Although the cases cited from the New York Supreme Court, *199except the one reported in 160 N. Y. 1121, were then decided, yet not one of them is referred to in either the opinion on rehearing or in Mr. Justice Fawcett’s dissenting opinion when the case was first decided. Moreover, notwithstanding the foregoing statement of the justice who wrote the prevailing opinion on rehearing that the conclusion reached on rehearing is in accordance with the weight of authority he has not cited a single case which supports the conclusion. Neither have counsel for appellant nor counsel for the state (although both counsel have filed briefs in which most commendable diligence is manifested, and which have greatly assisted us), been able to find any case which supports the Nebraska ease, although the attorney general has cited eases to the contrary. Nor has the writer, after making a very diligent independent search been able to find any case which sustains the doctrine announced by the four justices of the Supreme Court of Nebraska. In the dissenting opinion of Mr. Justice Fawcett, which is found in 90 Neb. 424, 133 N. W. 870, 45 L. R. A. (N. S.) 228, eases are cited which announce the doctrine laid down by this court in Re Bullen’s Estate, which doctrine we still think is sound, both upon principle and authority, and is hereby affirmed. Mr. Justice Fawcett quotes from the headnote in Re Weiler’s Estate (Sup.) 122 N. Y. Supp. 608, where it is said:

“A widow's dower estate in lands of her deceased husband, which became vested on her marriage and consummated on the death of her husband, independent of the husband's will, and not by virtue thereof, was not subject to transfer tax.”

The same principle is stated in Re Green’s Estate, 68 Misc. Rep. 1, 124 N. Y. Supp. 863.

No other New York case is referred to by Mr. Justice Faw-cett except an old case reported in [Isenhart v. Brown], 1 Edw. Ch. (N. Y.) 411, in which the question under consideration by the Nebraska Supreme Court was not even remotely involved.
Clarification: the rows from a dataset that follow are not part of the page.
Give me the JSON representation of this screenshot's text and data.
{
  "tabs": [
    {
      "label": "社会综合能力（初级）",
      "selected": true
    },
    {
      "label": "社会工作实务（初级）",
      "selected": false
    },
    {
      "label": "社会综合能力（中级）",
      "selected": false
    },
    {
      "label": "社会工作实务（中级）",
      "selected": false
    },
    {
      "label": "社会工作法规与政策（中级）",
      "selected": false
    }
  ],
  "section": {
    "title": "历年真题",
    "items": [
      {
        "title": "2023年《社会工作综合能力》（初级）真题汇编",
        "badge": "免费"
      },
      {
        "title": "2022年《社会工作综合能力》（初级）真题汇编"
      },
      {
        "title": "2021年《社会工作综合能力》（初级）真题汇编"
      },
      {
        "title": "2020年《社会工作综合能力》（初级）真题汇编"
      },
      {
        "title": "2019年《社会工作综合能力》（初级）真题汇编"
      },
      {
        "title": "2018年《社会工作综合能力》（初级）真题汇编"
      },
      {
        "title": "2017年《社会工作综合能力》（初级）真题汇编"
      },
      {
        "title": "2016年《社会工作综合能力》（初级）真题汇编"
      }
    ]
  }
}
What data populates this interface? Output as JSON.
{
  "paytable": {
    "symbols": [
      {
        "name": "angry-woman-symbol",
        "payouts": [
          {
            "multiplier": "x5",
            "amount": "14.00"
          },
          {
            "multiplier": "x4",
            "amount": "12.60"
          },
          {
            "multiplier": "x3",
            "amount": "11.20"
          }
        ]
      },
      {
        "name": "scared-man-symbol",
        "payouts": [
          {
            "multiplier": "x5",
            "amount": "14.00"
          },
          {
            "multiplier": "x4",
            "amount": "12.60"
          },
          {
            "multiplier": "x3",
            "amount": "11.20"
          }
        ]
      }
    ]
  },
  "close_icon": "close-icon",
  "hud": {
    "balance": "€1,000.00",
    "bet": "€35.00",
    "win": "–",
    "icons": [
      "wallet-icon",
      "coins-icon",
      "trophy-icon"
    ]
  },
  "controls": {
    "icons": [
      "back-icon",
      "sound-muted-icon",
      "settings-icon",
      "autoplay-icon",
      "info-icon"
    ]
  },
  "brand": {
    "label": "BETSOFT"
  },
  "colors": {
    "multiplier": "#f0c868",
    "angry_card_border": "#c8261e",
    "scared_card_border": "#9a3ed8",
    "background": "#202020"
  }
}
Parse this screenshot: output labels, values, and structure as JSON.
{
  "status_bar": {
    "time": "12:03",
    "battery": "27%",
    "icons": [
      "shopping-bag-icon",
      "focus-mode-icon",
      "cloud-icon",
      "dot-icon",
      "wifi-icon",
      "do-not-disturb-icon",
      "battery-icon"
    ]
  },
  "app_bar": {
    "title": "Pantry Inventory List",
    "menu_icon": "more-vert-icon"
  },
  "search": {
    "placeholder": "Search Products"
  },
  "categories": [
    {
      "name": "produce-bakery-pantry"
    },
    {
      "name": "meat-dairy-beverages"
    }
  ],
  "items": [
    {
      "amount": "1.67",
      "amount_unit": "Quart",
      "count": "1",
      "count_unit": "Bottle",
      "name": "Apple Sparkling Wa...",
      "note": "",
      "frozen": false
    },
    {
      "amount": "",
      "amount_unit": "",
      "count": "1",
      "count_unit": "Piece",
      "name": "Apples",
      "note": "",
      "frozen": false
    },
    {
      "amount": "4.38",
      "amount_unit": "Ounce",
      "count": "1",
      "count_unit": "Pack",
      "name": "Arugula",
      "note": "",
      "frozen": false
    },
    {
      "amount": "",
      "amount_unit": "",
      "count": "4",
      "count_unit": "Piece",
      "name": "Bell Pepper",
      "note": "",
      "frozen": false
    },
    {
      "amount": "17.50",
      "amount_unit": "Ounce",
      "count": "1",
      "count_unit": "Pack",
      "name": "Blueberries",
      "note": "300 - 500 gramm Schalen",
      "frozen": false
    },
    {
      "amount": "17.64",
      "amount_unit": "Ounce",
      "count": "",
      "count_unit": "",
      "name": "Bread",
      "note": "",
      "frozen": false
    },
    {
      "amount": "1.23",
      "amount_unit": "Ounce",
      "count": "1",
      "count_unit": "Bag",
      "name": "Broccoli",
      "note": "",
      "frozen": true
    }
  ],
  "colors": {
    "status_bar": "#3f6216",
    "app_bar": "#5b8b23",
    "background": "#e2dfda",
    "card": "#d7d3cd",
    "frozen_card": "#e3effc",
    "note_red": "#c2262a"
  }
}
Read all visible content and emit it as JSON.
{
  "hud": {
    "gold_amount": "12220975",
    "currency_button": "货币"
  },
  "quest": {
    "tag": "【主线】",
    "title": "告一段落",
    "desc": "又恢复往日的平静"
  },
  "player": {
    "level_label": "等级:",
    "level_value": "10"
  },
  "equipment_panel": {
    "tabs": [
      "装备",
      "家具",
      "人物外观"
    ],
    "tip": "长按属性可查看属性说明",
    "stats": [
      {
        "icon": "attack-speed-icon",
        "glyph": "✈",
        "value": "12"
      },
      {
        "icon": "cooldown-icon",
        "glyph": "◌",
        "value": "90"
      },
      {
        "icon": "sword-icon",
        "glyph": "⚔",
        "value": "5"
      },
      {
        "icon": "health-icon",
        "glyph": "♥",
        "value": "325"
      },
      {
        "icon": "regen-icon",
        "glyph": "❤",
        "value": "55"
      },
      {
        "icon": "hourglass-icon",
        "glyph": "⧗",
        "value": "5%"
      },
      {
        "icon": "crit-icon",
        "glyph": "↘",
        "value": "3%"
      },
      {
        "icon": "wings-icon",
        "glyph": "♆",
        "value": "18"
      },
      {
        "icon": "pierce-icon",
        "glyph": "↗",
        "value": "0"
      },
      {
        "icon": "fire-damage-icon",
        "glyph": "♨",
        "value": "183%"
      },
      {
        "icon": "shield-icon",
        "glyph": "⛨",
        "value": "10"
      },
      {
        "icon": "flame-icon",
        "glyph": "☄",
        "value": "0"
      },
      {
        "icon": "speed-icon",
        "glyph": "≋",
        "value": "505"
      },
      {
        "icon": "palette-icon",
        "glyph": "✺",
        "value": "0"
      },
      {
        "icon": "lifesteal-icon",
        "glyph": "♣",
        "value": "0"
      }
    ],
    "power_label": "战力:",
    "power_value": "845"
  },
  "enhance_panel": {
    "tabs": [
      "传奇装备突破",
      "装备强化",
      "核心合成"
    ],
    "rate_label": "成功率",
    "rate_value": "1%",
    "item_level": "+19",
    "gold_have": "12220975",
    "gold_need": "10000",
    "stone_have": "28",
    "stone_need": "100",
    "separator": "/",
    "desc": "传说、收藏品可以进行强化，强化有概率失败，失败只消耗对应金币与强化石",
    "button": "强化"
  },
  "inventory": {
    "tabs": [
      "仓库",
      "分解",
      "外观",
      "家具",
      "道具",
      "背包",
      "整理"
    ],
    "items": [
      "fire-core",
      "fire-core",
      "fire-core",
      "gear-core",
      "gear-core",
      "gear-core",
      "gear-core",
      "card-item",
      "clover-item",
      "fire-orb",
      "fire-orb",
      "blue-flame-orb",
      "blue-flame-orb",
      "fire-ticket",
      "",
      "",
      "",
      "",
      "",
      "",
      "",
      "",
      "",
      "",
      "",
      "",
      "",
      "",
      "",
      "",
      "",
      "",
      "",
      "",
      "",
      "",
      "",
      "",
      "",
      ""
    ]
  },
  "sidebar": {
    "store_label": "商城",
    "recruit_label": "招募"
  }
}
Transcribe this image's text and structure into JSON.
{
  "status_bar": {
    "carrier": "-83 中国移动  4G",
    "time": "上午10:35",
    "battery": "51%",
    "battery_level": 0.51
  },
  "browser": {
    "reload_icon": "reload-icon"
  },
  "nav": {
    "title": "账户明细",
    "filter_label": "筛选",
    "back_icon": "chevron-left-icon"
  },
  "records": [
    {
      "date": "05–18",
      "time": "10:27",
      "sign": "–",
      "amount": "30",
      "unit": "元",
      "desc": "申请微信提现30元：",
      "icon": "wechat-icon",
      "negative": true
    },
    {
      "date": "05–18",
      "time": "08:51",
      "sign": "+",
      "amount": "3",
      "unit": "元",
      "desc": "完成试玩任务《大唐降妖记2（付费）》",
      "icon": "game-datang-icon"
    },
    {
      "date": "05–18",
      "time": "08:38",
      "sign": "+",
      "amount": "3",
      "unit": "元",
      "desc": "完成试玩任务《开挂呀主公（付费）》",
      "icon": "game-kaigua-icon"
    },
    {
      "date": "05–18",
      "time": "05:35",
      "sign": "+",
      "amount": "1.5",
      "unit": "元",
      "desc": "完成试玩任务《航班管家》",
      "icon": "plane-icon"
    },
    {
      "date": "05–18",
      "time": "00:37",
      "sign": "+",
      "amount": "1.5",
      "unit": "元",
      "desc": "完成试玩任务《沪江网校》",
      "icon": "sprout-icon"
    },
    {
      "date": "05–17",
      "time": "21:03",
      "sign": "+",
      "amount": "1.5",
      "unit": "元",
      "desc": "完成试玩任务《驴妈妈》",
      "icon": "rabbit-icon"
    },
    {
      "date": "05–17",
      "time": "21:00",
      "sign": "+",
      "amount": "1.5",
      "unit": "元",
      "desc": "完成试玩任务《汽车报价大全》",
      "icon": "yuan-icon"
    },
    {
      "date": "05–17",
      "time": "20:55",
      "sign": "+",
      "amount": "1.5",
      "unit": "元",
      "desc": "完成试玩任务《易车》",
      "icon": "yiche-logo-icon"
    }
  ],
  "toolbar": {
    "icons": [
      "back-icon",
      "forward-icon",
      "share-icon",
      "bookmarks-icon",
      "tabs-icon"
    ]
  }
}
The Nebraska Supreme Court evidently failed to find the New York cases we have cited above, since no mention is made of any of them, although, as we have seen, all but one were *200then decided and accessible. In all of the New York cases we have cited, the question involved here was either directly or indirectly passed on, while in none cited by the Supreme Court of Nebraska was the question presented here discussed, much less decided. The New York cases we have referred to in our judgment are sound in reason and right in principle, and withal conform to every rule of sound construction. The New York cases which we have cited in support of the conclusions here reached should receive special weight for the reason that the New York inheritance statute is practically the same as ours, and because the decisions of the New York Supreme Court are in strict harmony with the doctrine laid down by this court in Re Bullen’s Estate, supra. Notwithstanding that doctrine, however, that court has held that when the widow takes under the husband’s will the whole estate is subject to the inheritance tax, without any deductions except those specifically provided for in the statute. To the mind of the writer, no other conclusion is permissible under the present wording of our statute. If any change is to be made in the statute, it should be made by the Legislature and not by this court. It would seem, however, that the Legislature is satisfied with the construction this court placed on section 1220x in Re Bullen’s Estate, since the statute has since been amended in some particulars, but in that respect is left just as it was when that case was decided. See chapter 87, Laws Utah 1917, p. 250.

In our opinion the judgment of the district court is clearly right, and therefore it is affirmed; costs to be paid out of the funds of the estate.

McCARTY, CORFMAN, and THURMAN, JJ., concur. GIDEON, J., being disqualified, did not participate in the hearing of this case.